Mesmo assim o anúncio é importante, a julgar pela reação da comunidade científica.

Avanços e desafios

"Este é um grande avanço", disse Nita Farahany, professora de Direito e Filosofia na Universidade de Duke e co-autora de um dos comentários na Nature alertando sobre as complicações éticas de tais pesquisas. Ela também participou de um painel consultivo de bioética para os Institutos Nacionais de Saúde. Ela disse que a pesquisa oferece esperança para inovações terapêuticas, mas também levanta desafios éticos e legais.

"Nós construímos nossas suposições em algo que é comprovadamente falso", afirmou. "Nossa crença era que há um ponto sem retorno. Certamente, teríamos acreditado que quatro horas depois de ser decapitado, esse era um ponto sem retorno. Acontece que não é."

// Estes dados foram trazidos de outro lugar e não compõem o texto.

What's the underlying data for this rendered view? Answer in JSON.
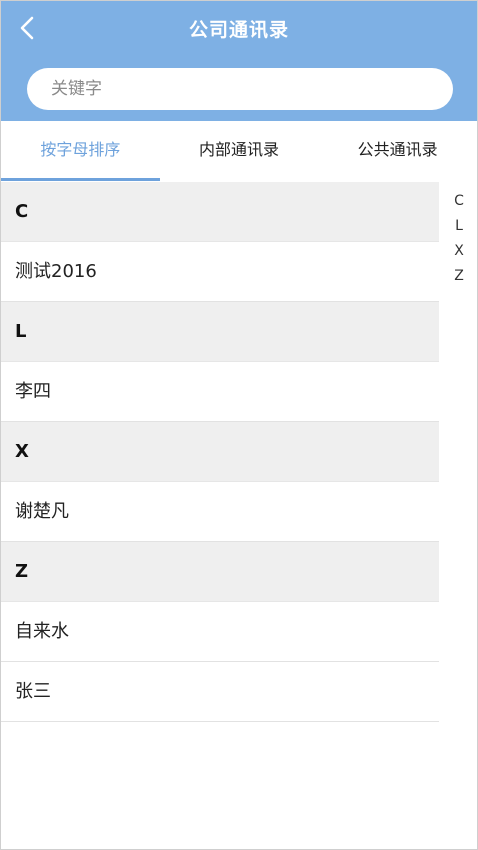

A divisão vivo/morto nunca é simples ou fácil de identificar em nível celular. O que um biólogo molecular vê é uma parada no fluxo normal de oxigênio e de outras moléculas que impulsionam o metabolismo. Logo, todo o carnaval bioquímico se encerra e a célula perde sua forma normal. Mas não é como apertar um interruptor on-off.

Farahany disse que as pesquisas precisam ser cuidadosas para garantir que animais estudados em laboratórios — mesmo animais mortos por definições tradicionais — não sofram: "Dado que há essa zona cinzenta entre mortos e vivos, precisamos adivinhar qual é o uso apropriado de animais nesse contexto, para garantir que não haja dor ou sofrimento".

Stuart Youngner, professor de bioética e psiquiatria na Case Western Reserve University e co-autor de outro dos apontamentos sobre ética na Nature, concorda com Farahany que se trata de um avanço significativo.

"O que é desconcertante é que isso realmente desafiou as suposições com as quais eu fui criado como médico sobre a fragilidade do cérebro. Parece, a partir deste estudo, que não é tão frágil quanto pensávamos que fosse", disse Youngner.

Ele levantou a possibilidade de transplantes de cérebro algum dia:

"Isso certamente não está para acontecer. Mas este estudo traz possibilidades que não pensamos antes, exceto na mais selvagem imaginação da ficção científica. Este é um avanço na compreensão da preservação do cérebro."